Morro da Viúva

ANTIGAMENTE, quem quisesse ir da Praia de Botafogo à do Flamengo não podia dar a volta ao Morro da Viúva, como agora se faz pela Avenida Rui Barbosa, de 1.100 metros de extensão, antes chamada “do Contorno”. Deve-se ao Prefeito Carlos César de Oliveira Sampaio a abertura desse importante logradouro, em 1921.

Quando Francisco Pereira Passos construiu a Avenida Beira-Mar, em 1904/1906, não se afoitou a contornar aquele morro de granito, preferindo ligar as duas praias por uma reta de 200 metros, a que deu o nome de Avenida de Ligação, mudado em 1917 para Avenida Oswaldo Cruz.

O Morro da Viúva, com apenas 79 metros de altitude, mantém essa denominação desde meados do século passado, quando se tornou propriedade da viúva Joaquina Figueiredo Pereira de Barros, por herança do marido Joaquim José Gomes de Barros. Antes, pertencera à Marquesa de Paraná (mulher de Honório Hermeto Carneiro Leão, que foi Ministro da Justiça aos 31 anos de idade).

Alexandre José de Mello Moraes, na sua “Crônica Geral e Minuciosa do Império do Brasil”, publicada em 1878, informa que a primeira casa de pedra e cal que se construiu no Rio de Janeiro foi junto ao sopé desse morro, mandada levantar por Villegagnon, em 1556, para o fabrico de tijolos. Nela residiu o navegador e historiador francês Jean de Lery e, mais tarde, em 1568, o primeiro juiz ordinário desta cidade, nomeado por Mem de Sá, Pedro Martins Namorado. Daí o nome de “Lery” (e por corrupção “Leripe”), pelo qual era conhecido antigamente o Morro da Viúva.

Esta versão, porém, é contestada por outros historiadores que não encontram na palavra “Leripe” qualquer ligação com o nome do navegador francês. Seria antes uma corruptela da palavra “riri”, de origem tupi (“riripe”, “reripe” e por fim “leripe”), que significa ostra, pois havia muitas por ali. Mestre Vieira Fazenda, por seu turno, diz que o primitivo Morro do Lery foi o da Glória.

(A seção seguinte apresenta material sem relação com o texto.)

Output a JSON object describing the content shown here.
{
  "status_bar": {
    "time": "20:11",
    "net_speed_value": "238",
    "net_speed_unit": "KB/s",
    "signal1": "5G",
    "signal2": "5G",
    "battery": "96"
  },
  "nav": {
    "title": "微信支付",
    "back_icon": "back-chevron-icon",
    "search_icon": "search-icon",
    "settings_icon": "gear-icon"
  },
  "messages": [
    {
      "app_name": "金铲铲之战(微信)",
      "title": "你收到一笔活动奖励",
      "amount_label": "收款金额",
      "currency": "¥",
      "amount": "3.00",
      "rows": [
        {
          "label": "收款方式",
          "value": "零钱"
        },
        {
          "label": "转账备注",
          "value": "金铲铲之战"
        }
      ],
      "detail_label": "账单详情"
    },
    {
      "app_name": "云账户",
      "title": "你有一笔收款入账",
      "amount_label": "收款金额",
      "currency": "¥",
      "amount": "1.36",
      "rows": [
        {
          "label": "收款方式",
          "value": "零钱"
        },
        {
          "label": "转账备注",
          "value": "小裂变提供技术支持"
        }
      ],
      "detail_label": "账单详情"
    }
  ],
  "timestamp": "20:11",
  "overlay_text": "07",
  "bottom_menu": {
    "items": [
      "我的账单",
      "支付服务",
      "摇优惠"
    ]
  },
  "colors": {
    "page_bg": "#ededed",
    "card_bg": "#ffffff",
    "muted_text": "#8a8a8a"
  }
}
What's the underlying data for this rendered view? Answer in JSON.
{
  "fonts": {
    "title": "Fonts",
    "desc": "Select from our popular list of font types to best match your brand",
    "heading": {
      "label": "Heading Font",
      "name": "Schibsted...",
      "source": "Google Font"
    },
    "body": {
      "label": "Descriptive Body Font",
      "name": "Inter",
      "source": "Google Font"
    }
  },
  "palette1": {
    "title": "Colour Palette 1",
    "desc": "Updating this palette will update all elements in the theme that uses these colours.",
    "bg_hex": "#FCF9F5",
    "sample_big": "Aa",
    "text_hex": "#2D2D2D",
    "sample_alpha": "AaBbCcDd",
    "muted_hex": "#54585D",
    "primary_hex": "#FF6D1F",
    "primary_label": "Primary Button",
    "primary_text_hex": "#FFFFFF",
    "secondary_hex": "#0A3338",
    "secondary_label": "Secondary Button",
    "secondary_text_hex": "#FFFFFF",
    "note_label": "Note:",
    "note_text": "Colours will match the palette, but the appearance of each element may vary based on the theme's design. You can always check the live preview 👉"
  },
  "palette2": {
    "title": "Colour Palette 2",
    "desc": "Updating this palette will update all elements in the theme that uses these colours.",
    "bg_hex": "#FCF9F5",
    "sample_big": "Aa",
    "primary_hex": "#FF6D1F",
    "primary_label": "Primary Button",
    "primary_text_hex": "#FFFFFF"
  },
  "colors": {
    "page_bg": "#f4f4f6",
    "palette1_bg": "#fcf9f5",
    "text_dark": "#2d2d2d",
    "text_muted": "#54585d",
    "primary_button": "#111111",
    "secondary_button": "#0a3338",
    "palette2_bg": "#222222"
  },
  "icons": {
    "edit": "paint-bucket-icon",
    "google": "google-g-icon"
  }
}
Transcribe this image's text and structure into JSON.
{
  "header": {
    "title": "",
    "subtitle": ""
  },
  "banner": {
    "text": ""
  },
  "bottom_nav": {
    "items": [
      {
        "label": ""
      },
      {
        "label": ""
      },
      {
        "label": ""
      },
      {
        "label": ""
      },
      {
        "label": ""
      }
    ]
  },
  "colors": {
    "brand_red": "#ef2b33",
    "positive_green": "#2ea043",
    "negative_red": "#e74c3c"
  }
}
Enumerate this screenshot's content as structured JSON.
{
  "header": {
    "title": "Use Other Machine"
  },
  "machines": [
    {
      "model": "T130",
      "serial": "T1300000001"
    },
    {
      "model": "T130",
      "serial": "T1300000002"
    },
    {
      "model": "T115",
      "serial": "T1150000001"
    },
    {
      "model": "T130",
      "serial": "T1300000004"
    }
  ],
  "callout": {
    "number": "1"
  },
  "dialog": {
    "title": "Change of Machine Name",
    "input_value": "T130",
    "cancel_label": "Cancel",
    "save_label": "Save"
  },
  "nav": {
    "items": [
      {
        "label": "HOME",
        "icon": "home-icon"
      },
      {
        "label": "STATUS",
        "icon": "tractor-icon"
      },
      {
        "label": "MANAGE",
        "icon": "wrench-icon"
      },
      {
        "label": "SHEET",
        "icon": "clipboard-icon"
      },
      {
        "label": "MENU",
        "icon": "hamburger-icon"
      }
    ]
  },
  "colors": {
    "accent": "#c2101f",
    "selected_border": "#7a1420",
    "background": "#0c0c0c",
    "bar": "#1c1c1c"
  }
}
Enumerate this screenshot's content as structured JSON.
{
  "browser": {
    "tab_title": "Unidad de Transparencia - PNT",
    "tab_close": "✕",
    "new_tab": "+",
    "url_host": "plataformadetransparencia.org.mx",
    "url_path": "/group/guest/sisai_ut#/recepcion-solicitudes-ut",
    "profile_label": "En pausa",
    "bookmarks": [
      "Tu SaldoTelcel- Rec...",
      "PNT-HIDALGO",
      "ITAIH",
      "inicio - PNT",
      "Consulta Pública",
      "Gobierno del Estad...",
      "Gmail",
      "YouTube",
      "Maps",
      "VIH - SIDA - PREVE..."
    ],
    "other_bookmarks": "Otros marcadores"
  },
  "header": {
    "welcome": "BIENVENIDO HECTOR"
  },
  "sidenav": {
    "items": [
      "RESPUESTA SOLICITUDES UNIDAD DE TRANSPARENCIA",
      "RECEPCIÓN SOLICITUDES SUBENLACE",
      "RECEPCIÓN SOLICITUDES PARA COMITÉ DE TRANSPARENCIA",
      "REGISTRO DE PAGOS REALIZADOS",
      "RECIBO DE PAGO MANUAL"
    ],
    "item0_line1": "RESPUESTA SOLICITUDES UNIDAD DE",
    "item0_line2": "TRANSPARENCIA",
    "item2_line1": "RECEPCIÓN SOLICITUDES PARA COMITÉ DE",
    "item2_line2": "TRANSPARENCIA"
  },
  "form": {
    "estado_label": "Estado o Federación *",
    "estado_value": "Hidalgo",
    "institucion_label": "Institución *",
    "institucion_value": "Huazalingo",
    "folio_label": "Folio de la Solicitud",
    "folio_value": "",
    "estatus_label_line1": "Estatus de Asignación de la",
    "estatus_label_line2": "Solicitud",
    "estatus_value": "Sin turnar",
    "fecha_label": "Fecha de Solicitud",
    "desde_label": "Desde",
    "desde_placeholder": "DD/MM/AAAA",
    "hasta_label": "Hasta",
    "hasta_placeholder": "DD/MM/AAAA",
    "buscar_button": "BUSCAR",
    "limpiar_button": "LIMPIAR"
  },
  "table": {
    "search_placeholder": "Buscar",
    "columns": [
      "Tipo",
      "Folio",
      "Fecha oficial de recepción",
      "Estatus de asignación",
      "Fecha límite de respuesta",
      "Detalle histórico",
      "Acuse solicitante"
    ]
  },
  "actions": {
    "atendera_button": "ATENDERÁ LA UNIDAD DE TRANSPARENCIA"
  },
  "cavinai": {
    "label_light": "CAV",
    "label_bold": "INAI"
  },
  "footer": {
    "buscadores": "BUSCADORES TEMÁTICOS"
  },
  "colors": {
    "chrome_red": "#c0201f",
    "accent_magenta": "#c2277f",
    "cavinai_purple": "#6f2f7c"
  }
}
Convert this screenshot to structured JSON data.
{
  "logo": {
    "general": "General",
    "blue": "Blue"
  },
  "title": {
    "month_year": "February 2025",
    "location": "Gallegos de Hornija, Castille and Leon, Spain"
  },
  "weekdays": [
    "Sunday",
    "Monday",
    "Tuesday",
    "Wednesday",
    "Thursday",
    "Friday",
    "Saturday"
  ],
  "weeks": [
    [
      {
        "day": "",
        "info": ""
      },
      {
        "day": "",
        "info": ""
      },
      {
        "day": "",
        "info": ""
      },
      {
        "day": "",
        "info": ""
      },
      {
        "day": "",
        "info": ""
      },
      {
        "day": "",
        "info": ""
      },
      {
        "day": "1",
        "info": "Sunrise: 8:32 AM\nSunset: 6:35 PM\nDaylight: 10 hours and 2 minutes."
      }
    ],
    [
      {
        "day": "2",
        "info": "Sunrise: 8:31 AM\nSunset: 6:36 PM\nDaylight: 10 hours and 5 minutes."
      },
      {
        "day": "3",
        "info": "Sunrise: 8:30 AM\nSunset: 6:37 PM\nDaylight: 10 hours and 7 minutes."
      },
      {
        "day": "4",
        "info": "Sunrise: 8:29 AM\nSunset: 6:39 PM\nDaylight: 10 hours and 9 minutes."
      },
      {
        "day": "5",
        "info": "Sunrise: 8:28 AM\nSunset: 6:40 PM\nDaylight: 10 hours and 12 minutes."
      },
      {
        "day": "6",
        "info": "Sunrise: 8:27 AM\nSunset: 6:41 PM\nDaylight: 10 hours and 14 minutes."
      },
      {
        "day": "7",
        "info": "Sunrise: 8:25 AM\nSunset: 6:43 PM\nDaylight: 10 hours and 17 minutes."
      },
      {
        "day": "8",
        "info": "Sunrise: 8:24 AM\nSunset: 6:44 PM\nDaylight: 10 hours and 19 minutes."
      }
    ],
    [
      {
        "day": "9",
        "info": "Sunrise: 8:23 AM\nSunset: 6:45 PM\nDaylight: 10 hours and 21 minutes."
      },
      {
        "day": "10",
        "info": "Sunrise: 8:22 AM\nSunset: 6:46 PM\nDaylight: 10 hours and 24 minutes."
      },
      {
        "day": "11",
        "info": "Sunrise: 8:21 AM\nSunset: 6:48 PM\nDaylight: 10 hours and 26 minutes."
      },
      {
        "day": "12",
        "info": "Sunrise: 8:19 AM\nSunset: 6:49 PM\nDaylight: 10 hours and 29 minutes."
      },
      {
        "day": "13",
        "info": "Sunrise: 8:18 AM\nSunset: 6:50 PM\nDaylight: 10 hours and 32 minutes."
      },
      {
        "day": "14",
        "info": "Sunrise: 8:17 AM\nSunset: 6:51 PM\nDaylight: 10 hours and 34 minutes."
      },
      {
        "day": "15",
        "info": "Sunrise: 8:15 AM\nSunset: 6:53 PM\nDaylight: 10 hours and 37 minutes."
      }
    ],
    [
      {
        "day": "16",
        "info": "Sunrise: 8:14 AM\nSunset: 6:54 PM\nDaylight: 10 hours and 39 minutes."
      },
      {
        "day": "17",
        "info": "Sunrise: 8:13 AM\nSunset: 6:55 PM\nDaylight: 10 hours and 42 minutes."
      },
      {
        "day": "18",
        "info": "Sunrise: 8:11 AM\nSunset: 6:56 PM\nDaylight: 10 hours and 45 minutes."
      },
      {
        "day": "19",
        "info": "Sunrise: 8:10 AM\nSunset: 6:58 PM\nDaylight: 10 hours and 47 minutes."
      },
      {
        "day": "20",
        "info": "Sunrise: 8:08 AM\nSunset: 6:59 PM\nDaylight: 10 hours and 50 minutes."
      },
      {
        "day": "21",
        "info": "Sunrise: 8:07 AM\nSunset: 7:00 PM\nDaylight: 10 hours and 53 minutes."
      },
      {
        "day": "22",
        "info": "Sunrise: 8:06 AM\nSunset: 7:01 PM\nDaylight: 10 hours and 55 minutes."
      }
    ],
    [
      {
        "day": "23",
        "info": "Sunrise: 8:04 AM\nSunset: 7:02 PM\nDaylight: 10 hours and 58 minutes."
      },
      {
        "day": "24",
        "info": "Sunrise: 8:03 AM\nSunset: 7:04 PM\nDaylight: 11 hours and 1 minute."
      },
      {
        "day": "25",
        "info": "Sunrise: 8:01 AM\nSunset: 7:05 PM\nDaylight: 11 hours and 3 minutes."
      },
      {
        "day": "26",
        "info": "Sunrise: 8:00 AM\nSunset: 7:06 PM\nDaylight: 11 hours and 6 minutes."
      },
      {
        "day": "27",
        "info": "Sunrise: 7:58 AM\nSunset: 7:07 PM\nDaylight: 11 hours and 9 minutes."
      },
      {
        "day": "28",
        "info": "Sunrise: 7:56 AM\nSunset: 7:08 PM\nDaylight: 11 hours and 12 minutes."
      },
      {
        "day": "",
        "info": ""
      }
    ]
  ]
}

No Morro da Viúva existiam, até recentemente, vestígios de um forte, construído por ocasião da rumorosa “Questão Christie”, de que já tratamos em outro escrito. “Era uma bateria levantada em 1863 – informa o engenheiro-militar Augusto Fausto de Souza – com o fim de defender a Baía de Botafogo e a Enseada do Flamengo, até em frente do Passeio Público, auxiliando a defesa de algumas das faces das fortalezas de São João, Lage e Villegagnon. O espaço acanhado de que dispunha a mesma bateria, a pouca elevação e a facilidade de ser ofendida por fogos curvos, não permitiram ligar a esta obra grande importância”. Eis, provavelmente, porque foi abandonada a posição.

Há, também, no topo desse morro, um reservatório, feito em 1880, para armazenamento de cerca de seis milhões de litros d’água, provenientes das sobras da Represa dos Macacos, no Jardim Botânico, e das águas canalizadas do Rio Tinguá. Destinava-se, quando foi construído, a abastecer todo o “arrabalde” de Botafogo.

A fotografia destacada, tirada do lado do Flamengo, mostra antiga pedreira do Morro da Viúva, exatamente onde começa a atual Avenida Rui Barbosa. Em 1618, os frades de São Bento aforaram, nesse local, 20 braças, a 200 réis a braça por ano, a fim de tirar pedra para as obras da sua igreja e mosteiro.

Fonte

  • Dunlop, Charles Julius. Rio Antigo. 3ª Tiragem ed. Rio de Janeiro: Editora Rio Antigo, 1963. (Composto e impresso na Gráfica Laemmert, Ltda.).